Airports Commission says Britain should build third Heathrow runway

Britain should build a third runway at London’s Heathrow Airport, a government-appointed commission into the country’s airport capacity said in a report that could cause a political headache for Prime Minister David Cameron.

LONDON, ENGLAND, UNITED KINGDOM (REUTERS) – Britain should build a third runway at London’s Heathrow Airport, a government-appointed commission into the country’s airport capacity said.

The report could cause a political headache for Prime Minister David Cameron.

After a three-year study, the Airports Commission selected a new runway at Heathrow over two other shortlisted options, arguing that it offered Britain the best way to add “urgently required” long-haul routes to new markets and boost the economy.

“The economic benefits of expanding Heathrow are much greater than expanding Gatwick.
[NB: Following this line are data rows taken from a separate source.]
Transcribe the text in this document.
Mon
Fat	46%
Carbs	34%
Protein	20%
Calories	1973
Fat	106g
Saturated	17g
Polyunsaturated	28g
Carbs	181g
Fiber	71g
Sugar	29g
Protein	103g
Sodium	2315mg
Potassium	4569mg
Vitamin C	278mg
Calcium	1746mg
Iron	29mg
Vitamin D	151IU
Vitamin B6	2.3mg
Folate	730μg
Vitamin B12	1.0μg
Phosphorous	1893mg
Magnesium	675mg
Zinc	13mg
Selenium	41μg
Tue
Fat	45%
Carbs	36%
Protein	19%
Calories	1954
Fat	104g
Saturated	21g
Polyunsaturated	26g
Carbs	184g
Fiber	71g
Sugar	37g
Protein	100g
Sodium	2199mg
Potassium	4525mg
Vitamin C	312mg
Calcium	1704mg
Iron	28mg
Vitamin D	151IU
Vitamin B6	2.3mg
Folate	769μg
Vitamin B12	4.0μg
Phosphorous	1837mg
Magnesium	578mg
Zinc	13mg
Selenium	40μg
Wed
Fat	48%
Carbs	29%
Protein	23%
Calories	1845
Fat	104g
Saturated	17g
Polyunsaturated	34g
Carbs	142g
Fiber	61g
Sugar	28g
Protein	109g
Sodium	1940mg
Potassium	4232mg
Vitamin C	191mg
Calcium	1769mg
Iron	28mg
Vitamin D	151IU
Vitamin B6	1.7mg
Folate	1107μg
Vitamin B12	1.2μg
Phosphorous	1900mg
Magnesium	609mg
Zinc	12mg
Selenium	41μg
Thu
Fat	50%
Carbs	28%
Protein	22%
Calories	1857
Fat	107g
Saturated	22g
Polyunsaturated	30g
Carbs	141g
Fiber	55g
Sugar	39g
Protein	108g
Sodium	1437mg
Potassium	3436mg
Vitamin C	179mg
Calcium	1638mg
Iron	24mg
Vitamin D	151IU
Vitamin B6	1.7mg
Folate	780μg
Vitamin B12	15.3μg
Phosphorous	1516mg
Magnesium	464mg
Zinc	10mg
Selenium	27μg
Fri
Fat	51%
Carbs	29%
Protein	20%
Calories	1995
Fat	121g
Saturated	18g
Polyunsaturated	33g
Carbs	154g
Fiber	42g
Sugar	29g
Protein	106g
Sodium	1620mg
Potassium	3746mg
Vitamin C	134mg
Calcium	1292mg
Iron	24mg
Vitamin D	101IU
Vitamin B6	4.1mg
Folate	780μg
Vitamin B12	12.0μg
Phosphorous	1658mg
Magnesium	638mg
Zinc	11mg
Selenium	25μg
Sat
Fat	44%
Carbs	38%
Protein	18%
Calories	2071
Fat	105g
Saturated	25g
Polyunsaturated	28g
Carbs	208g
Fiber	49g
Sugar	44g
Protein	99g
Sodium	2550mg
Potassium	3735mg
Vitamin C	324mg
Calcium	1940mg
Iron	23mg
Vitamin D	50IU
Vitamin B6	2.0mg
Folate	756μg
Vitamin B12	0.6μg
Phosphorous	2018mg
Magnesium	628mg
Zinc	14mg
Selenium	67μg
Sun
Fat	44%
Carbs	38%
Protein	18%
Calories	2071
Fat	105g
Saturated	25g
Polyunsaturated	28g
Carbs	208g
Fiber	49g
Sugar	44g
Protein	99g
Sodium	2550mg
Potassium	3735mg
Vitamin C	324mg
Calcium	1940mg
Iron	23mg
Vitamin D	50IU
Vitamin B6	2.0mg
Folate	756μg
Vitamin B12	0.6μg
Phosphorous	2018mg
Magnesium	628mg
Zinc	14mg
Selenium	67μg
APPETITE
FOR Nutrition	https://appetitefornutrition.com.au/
What we really need in London in the future is new links to emerging market destinations. Heathrow is a very strong long-haul airport, Gatwick is much more oriented towards European and low-cost flight and we therefore think you get much more economic bang for your buck by expanding Heathrow,” the commission’s chairman, Howard Davies, said on Wednesday (July 1).

It is now up to the government to decide whether to accept the Heathrow option that Cameron, in 2009, said would not happen under his watch.

Cameron said on Wednesday he would take a decision by the end of this year on how London’s airport capacity will be expanded.

“I am very clear about the legal position that if we say anything now before studying the report actually you can endanger whatever decision is made. But the guarantee I can give to the honourable lady is that a decision will be made by the end of the year,” he told the House of Commons.

London Mayor Boris Johnson has long opposed Heathrow expansion and proposes an alternative plan to build an entirely new airport in the Thames Estuary east of the capital.

“It’s a third runway at Heathrow, it will lead to hundreds of thousands more planes over London and it will lead to a massive increase in noise pollution and fumes. So I don’t think it’s different. I think that the difficulties will be very very great in bringing this to birth,” he said.

The Heathrow recommendation was accompanied by a package of measures to limit the noise and environmental impact of a new runway, in an attempt to allay concerns that have prompted protest and political division.

Lawmakers broadly agree that southeast England needs a new runway to remain economically competitive, but building one near densely-populated West London is a politically toxic issue.

A previous expansion plan was scrapped in 2010, but the new proposal was described by the Airports Commission as “fundamentally different”, citing its more westerly location and accompanying conditions to ban night flights and a government pledge not to add more runways later.